By David M. Abromowitz
4 min read
Get Housing in the Game!
As of Tax Day, at least four major candidates have declared they are running for President. By the time we get to NH&RA’s Summer Institute, we could have a baker’s dozen or more candidates.
Based on the rhetoric so far, almost all will be saying that income and wealth inequality are real issues, challenges to the American Dream. Yet if history is a guide, almost none of them will have much, if anything, to say about one of the biggest costs in every family’s budget: housing.
Rather than grumble, as many of us in the housing industry often do, that our issues are never top tier, it’s time to get ahead of the politics and policy. It’s time to get housing in the game.
Most readers of Tax Credit Adviser know the numbers and the magnitude of the problem: The average minimum wage worker in America would have to work 2.6 full-time jobs to afford a decent two-bedroom apartment without being rent burdened (paying over 30% of income for a roof over your head.)
Homeownership has hit a 20 year low – which means the share of Americans renting has hit a 20 year high. And despite some construction recovery, supply is not keeping up with demand, particularly for working families and many other entering the rental market.
Reis, Inc., reports U.S. rent has climbed 14 percent to $1,124 since 2010, four percentage points faster than inflation, and more than double the rise in U.S. home prices over the same period, and it is projected to rise yet another 3.3 percent this year, to an average $1,161.
Data, however, is not what moves policy alone. Our industry is well positioned. We house millions of Americans, we are dispersed in all 50 states, and our developers and other industry leaders are regularly in contact with elected officials. So what is needed to move this industry’s issues higher up on the agenda?
There are many ways to approach this topic, but a few fundamentals make sense. The first question to ask is: What is the affordable housing community’s agenda for 2016? Is there a key goal beyond defending the Housing Tax Credit, one of the most important and successful public-private partnerships in the last forty years of national policy?
But a larger question is: How does this issue connect to the larger debate? Does it speak only to housers, or do these issues have a larger constituency? Does the voting public realize how housing expenses are impacting their overall financial well being and the stability of our society?

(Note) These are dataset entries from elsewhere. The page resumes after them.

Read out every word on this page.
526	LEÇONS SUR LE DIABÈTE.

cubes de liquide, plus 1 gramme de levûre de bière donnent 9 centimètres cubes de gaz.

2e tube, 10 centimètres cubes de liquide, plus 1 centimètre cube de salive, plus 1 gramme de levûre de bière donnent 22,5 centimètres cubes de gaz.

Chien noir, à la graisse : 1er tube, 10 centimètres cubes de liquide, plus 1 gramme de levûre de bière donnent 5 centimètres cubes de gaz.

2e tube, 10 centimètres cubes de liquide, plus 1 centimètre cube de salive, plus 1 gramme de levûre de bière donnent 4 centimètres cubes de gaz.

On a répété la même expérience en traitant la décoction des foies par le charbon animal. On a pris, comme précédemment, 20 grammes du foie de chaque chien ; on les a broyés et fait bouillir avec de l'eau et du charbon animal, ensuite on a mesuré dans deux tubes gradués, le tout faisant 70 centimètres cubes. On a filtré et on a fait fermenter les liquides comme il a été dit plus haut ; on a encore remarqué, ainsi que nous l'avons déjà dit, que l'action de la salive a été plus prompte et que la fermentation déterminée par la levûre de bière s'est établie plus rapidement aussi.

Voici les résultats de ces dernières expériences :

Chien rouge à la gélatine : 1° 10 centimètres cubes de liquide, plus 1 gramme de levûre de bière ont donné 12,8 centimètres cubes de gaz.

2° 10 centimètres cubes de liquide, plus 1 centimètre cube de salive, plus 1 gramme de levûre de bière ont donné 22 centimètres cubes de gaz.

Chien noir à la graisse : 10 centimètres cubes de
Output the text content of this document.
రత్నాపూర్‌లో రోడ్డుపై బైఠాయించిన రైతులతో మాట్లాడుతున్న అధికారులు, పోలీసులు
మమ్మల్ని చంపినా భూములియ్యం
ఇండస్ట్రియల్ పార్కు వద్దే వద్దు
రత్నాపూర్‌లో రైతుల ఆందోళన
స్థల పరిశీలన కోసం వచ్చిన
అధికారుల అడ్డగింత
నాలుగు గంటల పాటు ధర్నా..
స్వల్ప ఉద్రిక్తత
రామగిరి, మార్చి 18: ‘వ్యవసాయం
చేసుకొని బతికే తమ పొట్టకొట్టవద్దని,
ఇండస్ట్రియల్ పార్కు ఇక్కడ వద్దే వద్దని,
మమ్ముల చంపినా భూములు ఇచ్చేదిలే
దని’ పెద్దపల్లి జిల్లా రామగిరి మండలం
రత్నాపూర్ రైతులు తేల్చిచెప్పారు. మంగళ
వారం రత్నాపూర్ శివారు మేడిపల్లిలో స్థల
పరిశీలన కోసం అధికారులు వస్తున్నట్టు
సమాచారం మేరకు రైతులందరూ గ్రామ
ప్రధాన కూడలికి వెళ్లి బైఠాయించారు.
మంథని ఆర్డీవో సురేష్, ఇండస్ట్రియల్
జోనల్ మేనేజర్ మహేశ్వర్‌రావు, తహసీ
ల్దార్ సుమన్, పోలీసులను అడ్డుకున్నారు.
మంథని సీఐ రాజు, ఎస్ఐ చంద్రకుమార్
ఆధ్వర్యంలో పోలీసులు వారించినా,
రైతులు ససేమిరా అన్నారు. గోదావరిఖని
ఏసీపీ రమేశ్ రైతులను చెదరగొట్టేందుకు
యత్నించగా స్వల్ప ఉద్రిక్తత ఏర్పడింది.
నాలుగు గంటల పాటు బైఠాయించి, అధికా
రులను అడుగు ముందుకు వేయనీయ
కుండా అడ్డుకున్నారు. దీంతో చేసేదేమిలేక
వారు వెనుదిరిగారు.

This is where the burden falls back on us to make the case, early and often and loudly, on just how a strong affordable housing policy at the national level makes a difference in the lives of families in Iowa and New Hampshire and South Carolina and dozens of other states that gets us past the usual division between government programs and private sector solutions.
Take the question of housing costs and savings. Policy experts as politically diverse as the conservative American Enterprise Institute and the liberal Center for American Progress have noted that saving while renting is extremely challenging. This opens up the opportunity for those of us in the industry to shape the discussion around wealth and opportunity in ways that show housing policy is a major part of the solution to the opportunity gap, in real and tangible ways.
None of this will be simple. It is far easier to have a group discussion of an important point of tax law than to get most of us to coalesce around a fine point of policy.
But the time is now to be ready for 2016. If we do not get ahead of the topic, the housing debate of 2016 will be a rehash of whether Fannie Mae did or did not hurt the economy by having an affordable home ownership agenda. That gets us nowhere, but it is all too likely to happen if we sit on the sidelines.